Congenital Hypothyroidism Workup
- Author: Maala S Daniel, MBBS; Chief Editor: Stephen Kemp, MD, PhD more...
Diagnosis of primary hypothyroidism is confirmed by demonstrating decreased levels of serum thyroid hormone (total or free T4) and elevated levels of thyroid-stimulating hormone (TSH).
If maternal antibody–mediated hypothyroidism is suspected, maternal and neonatal antithyroid antibodies may confirm the diagnosis. Such antibodies are an uncommon cause of congenital hypothyroidism.

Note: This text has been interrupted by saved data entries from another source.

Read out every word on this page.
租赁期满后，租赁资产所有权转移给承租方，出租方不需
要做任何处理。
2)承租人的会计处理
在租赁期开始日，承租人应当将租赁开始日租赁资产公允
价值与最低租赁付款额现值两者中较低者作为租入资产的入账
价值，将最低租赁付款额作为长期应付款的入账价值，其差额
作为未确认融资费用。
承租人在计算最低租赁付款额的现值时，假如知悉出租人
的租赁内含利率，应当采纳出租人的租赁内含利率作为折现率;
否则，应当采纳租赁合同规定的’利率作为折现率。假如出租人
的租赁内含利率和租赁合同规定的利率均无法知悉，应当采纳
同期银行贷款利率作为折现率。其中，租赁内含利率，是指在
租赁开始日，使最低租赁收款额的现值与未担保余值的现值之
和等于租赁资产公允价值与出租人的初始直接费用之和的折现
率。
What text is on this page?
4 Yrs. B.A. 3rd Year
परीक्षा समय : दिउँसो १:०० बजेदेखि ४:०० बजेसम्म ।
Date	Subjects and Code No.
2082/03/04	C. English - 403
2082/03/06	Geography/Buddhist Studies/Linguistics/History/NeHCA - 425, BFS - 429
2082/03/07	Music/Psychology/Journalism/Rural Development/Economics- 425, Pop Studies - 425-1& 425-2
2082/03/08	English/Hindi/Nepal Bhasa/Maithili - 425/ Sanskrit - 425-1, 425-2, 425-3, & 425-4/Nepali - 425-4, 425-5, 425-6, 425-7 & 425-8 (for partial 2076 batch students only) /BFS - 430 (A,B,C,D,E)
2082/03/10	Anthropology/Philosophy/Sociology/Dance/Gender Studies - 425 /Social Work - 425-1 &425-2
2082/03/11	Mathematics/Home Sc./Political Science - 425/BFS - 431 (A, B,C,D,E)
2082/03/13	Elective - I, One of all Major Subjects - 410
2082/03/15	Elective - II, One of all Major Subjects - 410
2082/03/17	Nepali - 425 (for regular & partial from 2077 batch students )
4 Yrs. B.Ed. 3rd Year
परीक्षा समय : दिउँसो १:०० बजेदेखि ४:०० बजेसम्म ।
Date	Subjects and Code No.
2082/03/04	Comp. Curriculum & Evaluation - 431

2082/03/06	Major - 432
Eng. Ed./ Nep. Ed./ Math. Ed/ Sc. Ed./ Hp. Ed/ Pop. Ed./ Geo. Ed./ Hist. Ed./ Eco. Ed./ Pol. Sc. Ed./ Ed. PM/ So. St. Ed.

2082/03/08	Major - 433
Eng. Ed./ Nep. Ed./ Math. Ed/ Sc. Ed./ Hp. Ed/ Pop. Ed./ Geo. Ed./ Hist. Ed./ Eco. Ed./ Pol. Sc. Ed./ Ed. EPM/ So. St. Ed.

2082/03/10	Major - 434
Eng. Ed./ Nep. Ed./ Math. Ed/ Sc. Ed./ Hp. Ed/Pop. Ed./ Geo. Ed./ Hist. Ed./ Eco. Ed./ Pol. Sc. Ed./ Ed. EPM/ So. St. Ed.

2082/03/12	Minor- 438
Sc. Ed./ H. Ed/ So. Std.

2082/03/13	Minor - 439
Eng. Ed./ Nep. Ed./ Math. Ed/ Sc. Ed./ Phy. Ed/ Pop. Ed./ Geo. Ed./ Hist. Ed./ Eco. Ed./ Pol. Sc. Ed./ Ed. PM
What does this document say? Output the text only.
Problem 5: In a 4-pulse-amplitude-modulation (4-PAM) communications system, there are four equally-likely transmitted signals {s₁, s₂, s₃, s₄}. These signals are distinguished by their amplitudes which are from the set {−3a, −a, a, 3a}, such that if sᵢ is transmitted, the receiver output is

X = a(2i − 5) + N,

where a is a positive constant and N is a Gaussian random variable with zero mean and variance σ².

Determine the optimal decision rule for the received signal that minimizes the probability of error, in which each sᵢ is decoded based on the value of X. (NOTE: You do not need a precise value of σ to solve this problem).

Low or low-normal serum total T4 levels in the setting of a serum TSH within the reference range suggests TBG deficiency. This congenital disorder causes no pathologic consequence; however, it should be recognized to avoid unnecessary thyroid hormone administration. Thyroid-binding globulin (TBG) deficiency affects 1 individual per 3000 population; therefore, occurrence is nearly as frequent as that in congenital hypothyroidism. TBG deficiency results in low serum total T4 levels; however, serum TSH and serum-free T4 concentrations are normal. Assessment of the serum TBG concentration, preferably with simultaneous serum free and serum total T4 concentrations, confirms the diagnosis.
TBG levels can be measured in infants with suspected TBG deficiency. This condition does not require treatment, but appropriate diagnosis and parental counseling can avoid later confusion and misdiagnosis.
Routine laboratory testing in patients with TBG deficiency shows a low total T4 level and a TSH level within the reference range. Free T4 and T3 levels are within the reference range. Congenital nephrotic syndrome is a rare cause of TBG deficiency or congenital hypothyroidism.[52, 53]
Laboratory results similar to infants with TBG deficiency can be found in infants who have hypopituitarism or hypothalamic disease, but these children have normal TBG levels.
Thyroid scanning (using technetium-99m or iodine-123) may be useful in defining the cause of hypothyroidism and may aid in genetic counseling. It can aid in distinguishing congenital hypothyroidism from transient hyperthyrotropinemia.[54, 5] The absence of radionuclide uptake suggests sporadic athyreotic hypothyroidism but can also be seen when uptake is blocked by excess iodide or thyroid receptor blocking antibodies. If no uptake is found on isotope scanning, thyroid ultrasonography may demonstrate thyroid tissue in these patients.[5, 55] One study of 210 scanned infants stated a preference for using iodine-123 over pertechnetate.
Thyroid scans can also demonstrate the presence of an ectopic thyroid, such as a lingual or sublingual gland, which is also sporadic. The presence of a bilobed thyroid in the appropriate position or a goiter would suggest either an inborn error of thyroid hormone production or transient hypothyroidism or transient hyperthyrotropinemia. Thyroid scanning is not required to make or confirm the diagnosis of congenital hypothyroidism, but can provide important information about the etiology.
Ultrasonography may be a reasonable alternative or addition to scintigraphy but may fail to reveal some ectopic glands.[6, 57]
A lateral radiograph of the knee may be obtained to look for the distal femoral epiphysis. This ossification center appears at about 36 weeks' gestation. Its absence in a term or postterm infant indicates prenatal effects of hypothyroidism, and prior to the introduction of hormone measurements, was used as a diagnostic test for congenital hypothyroidism.
Early studies of outcome suggested that infants without a distal femoral epiphysis did less well than those with one, although both groups had results in the normal range. The author of this study was later unable to demonstrate an effect of bone age at diagnosis on outcome. Another study was unable to demonstrate any difference in outcome in infants with or without a distal femoral epiphysis.
Neonatal hypothyroidism screening, using TSH levels, has proven helpful in countries with mild to no iodine deficiency. It has not been found useful in countries with moderate-to-severe levels of iodine deficiency disorders (IDD) because resources are insufficient to deal with the problem, and efforts here should be made to supply sufficient iodine to the population as a whole.
In infants with suspected dyshormonogenesis, radioactive iodine uptake (iodine-123) and perchlorate flush testing (KCIO2) can be performed to determine the presence of an iodide uptake or organification defect.